Half Roll Down with Spinal Twist
Sit on the floor or mat with your knees bent, your ankles and knees together and your arms reaching out in front of you at shoulder height. Inhale and sit up as tall as you can, and as you exhale, roll halfway down to the floor and hold. Sweep your right arm out to the side twisting through your waistline. Untwist and inhale sit up tall in the center. Repeat on the other side for a total of 4 repetitions on each side.

Single Knee Folds
Lay back on the mat with your feet flat on the mat, your ankles and knees together and your arms by your sides on the mat. Inhale and fold your right knee up towards your chest in a table top position, keeping your pelvis and tailbone on the mat. Exhale and return to the starting position, squeezing your knees and ankles together. Repeat on the other side for a total of 4 repetitions on each side.

Single Toe Taps
Lay back on the mat with your knees up in a table top position, squeezing your knees and ankles together and your arms by your sides on the mat. Inhale and touch your right toes on the mat. Exhale and return to the starting position, squeezing your knees and ankles together. Repeat on the other side for a total of 4 repetitions on each side.

Double Toe Taps
Lay back on the mat with your knees up in a table top position, squeezing your knees and ankles together and your arms by your sides on the mat. Inhale and lower both feet towards the mat, touching both feet onto the mat, but only lower as much as you can keep your spine and your ribs pressing into the mat. Exhale and return to the starting position. Perform 8 repetitions total.

Single Leg Stretch
Lay back on the mat and bring your right knee into your chest. Bring your left hand to your right knee and your right hand to your right ankle. Extend your left leg up at an angle that you can hold with your spine and ribs pressing into the mat. Lift your head and look at your belly button. Start with an inhale, and as you exhale, switch your legs and hold. Continue to alternate for a total of 8 repetitions on each side.

Double Leg Stretch
Lay back on the mat and bring both knees into your chest, holding your ankles. Lift your head and look at your belly button. Inhale and extend your arms and legs up at the same time, and at an angle that you can hold with your spine and ribs pressing into the mat. Exhale, circle your arms, bend your knees and hold your ankles. Perform 8 repetitions total.
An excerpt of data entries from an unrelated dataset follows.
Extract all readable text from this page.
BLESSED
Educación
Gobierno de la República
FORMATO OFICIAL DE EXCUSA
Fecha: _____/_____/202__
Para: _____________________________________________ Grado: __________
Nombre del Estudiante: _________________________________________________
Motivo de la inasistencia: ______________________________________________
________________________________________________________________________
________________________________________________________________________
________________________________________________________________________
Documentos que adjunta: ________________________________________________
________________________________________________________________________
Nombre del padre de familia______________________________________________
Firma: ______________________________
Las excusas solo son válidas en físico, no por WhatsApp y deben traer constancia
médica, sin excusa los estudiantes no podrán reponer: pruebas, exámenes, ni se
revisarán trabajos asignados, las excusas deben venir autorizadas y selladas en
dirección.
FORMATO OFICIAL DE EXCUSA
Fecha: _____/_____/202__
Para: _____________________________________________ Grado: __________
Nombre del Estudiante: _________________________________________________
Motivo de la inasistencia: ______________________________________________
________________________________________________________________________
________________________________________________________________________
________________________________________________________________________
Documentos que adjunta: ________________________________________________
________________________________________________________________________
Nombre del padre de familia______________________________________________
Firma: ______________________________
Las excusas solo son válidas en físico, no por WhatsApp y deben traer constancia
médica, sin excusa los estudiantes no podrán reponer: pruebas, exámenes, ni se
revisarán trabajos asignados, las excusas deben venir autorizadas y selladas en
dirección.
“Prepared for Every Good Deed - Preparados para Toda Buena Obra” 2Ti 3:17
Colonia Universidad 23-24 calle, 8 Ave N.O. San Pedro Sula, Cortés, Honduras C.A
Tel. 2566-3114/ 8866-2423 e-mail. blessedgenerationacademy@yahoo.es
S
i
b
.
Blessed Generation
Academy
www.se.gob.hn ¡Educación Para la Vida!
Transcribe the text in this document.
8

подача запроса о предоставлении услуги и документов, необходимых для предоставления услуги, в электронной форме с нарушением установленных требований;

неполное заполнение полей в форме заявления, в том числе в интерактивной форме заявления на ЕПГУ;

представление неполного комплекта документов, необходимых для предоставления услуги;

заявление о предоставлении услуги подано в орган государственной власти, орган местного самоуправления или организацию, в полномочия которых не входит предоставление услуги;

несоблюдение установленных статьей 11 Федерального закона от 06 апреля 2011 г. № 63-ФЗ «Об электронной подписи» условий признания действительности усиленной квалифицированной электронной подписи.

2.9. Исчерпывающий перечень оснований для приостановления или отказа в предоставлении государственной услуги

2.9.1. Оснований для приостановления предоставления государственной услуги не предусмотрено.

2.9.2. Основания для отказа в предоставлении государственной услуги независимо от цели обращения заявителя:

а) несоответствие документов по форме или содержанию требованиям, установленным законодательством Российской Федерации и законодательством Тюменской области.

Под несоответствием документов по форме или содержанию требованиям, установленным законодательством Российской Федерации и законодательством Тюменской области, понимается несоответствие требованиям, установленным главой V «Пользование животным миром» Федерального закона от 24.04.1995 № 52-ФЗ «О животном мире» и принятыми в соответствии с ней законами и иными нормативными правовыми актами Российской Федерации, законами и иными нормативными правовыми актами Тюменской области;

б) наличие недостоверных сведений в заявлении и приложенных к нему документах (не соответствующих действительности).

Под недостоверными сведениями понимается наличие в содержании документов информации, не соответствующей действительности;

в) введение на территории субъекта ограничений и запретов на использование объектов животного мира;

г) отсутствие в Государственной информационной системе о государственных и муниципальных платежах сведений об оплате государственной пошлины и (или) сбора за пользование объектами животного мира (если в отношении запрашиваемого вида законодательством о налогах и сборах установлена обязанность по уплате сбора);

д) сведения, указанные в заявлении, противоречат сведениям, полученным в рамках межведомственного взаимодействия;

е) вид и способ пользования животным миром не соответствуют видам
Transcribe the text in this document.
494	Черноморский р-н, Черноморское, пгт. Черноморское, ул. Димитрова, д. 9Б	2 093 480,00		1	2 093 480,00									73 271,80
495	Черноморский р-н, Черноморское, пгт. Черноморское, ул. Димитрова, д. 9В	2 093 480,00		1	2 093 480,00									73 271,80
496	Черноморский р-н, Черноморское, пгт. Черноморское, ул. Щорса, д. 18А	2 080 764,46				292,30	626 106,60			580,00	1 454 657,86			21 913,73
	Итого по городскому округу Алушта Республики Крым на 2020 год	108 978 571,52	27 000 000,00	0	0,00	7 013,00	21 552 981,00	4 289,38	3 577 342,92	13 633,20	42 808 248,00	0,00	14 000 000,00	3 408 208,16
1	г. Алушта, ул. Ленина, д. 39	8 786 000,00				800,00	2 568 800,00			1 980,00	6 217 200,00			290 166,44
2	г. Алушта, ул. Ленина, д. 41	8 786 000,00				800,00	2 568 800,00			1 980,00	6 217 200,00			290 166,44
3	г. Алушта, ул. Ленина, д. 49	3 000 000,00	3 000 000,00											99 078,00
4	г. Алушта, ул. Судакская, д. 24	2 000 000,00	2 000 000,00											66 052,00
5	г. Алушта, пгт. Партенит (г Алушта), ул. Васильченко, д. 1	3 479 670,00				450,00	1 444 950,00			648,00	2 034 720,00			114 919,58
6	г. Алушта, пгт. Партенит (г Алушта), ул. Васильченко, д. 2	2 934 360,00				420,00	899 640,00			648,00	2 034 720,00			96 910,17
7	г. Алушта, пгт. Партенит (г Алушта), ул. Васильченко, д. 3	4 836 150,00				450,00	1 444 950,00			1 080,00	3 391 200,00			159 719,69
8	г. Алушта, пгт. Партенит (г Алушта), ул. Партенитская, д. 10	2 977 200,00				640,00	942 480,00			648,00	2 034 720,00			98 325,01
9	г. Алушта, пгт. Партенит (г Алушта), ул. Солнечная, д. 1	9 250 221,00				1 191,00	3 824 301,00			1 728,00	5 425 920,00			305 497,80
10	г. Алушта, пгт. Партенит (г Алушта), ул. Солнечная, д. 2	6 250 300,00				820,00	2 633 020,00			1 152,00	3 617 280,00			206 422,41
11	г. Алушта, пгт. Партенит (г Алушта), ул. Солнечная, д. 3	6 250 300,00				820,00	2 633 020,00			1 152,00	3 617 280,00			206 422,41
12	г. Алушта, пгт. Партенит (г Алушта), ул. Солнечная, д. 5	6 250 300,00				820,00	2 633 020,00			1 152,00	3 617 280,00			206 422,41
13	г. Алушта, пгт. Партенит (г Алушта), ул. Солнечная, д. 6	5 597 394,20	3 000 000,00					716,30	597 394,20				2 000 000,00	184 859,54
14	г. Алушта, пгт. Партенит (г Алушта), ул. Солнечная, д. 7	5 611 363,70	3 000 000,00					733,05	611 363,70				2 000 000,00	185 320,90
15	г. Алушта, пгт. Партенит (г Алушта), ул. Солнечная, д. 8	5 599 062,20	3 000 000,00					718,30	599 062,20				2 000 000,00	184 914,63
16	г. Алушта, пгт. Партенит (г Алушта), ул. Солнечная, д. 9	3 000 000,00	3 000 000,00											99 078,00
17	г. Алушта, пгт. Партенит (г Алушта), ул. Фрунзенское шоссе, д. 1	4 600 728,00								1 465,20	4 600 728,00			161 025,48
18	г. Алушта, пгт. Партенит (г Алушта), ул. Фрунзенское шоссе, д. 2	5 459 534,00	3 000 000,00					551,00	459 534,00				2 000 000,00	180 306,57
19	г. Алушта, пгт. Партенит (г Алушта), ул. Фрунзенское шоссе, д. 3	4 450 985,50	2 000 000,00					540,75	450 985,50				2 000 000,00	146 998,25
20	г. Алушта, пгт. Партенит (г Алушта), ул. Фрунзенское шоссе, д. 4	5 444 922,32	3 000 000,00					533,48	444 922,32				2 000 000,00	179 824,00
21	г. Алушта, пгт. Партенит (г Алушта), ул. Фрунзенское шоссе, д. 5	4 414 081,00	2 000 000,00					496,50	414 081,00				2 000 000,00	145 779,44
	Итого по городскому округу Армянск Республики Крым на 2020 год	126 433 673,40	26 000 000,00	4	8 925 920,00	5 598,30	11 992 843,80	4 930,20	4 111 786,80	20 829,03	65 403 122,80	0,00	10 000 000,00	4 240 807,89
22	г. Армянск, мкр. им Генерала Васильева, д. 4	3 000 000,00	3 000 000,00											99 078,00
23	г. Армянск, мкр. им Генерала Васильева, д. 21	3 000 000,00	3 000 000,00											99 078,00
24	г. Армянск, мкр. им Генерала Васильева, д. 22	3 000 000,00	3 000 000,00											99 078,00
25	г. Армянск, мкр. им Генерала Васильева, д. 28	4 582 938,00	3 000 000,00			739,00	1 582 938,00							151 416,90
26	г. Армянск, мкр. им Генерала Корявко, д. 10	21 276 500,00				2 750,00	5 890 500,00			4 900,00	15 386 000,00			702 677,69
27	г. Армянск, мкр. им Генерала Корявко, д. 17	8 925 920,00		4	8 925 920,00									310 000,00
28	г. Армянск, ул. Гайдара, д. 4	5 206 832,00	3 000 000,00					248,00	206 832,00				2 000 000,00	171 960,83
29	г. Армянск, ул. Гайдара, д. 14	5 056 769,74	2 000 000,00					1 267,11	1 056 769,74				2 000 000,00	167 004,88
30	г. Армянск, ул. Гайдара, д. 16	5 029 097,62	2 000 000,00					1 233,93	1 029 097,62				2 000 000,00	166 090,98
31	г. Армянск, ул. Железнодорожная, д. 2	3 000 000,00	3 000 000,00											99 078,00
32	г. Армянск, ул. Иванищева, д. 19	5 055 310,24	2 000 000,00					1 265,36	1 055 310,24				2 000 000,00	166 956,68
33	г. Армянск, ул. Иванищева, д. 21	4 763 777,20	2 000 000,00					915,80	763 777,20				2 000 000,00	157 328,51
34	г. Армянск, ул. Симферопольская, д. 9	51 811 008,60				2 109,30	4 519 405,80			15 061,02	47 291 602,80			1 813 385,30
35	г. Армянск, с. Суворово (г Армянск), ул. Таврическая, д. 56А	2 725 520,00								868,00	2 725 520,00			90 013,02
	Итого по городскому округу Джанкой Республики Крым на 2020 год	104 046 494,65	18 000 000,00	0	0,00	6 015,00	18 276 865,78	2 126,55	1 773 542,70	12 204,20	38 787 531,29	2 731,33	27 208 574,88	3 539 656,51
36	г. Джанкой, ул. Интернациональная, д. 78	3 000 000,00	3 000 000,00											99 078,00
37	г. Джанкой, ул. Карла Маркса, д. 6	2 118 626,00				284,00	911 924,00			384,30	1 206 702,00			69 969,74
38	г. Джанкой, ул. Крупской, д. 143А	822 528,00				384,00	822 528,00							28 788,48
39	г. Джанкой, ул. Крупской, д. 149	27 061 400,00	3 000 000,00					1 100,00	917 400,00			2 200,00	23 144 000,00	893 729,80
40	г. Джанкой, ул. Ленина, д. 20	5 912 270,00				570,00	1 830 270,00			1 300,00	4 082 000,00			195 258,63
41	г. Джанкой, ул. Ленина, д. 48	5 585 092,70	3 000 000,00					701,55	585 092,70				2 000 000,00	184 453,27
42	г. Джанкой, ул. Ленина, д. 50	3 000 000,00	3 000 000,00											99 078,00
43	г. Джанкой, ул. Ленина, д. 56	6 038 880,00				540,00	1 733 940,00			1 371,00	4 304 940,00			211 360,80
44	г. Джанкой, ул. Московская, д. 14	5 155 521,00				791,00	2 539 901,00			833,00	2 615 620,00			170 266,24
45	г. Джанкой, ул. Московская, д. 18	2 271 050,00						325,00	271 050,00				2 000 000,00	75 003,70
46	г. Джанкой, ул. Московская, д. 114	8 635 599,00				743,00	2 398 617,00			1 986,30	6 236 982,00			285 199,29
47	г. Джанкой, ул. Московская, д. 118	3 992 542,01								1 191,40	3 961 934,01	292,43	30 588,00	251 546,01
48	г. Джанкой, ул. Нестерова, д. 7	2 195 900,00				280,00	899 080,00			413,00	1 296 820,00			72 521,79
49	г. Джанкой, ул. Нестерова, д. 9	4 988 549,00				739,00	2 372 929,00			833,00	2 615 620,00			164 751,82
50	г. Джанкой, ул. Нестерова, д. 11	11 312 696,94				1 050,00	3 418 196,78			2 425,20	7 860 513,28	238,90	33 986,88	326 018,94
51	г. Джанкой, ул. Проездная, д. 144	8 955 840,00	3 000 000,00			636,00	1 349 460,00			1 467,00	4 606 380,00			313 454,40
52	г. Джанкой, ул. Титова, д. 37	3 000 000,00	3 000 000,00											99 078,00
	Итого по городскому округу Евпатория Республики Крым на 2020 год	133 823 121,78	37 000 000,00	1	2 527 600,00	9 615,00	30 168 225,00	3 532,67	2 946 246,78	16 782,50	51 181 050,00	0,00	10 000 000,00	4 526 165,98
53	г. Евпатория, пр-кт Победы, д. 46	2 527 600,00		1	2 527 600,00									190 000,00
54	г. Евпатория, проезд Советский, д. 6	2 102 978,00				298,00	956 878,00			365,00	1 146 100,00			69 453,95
Single Straight Leg Stretch
Lay back on the mat and extend both legs up to the ceiling. You can bend your knees if you need to, especially if you have tight hamstrings or feel a strain on your lower back. Lift your head and look at your belly button, holding behind your thigh or calf with both hands. Inhale, and split your legs like scissors pulling your leg towards your body. Exhale and switch. Perform 4 repetitions on each side.

Double Straight Leg Stretch
Lay back on the mat with your arms by your sides and your legs extended up to the ceiling with your heels together and your toes turned out slightly in what is called Pilates Stance. Inhale and lower your legs towards the mat. Only go as low as you can keep your spine and your ribs pressing into the mat. Exhale and lift your legs back up to the ceiling. Perform 5 repetitions total.

Criss Cross
Lay back on the mat with your knees into your chest, ankles and knees squeezing together and your hands behind your neck. Lift your head and look at your belly button. Inhale, and as you exhale bring your left shoulder up towards your right knee and extend your left leg out long at an angle that you can hold keeping your spine and your ribs pressing into the mat. Inhale, come center, squeezing your knees and ankles together, and as you exhale switch to the other side. Perform 4 repetitions on each side.

Classical Pilates Mat exercises are such a wonderful way to not only strengthen your abdominals, but they will also help to improve your posture and alleviate or prevent any back pain.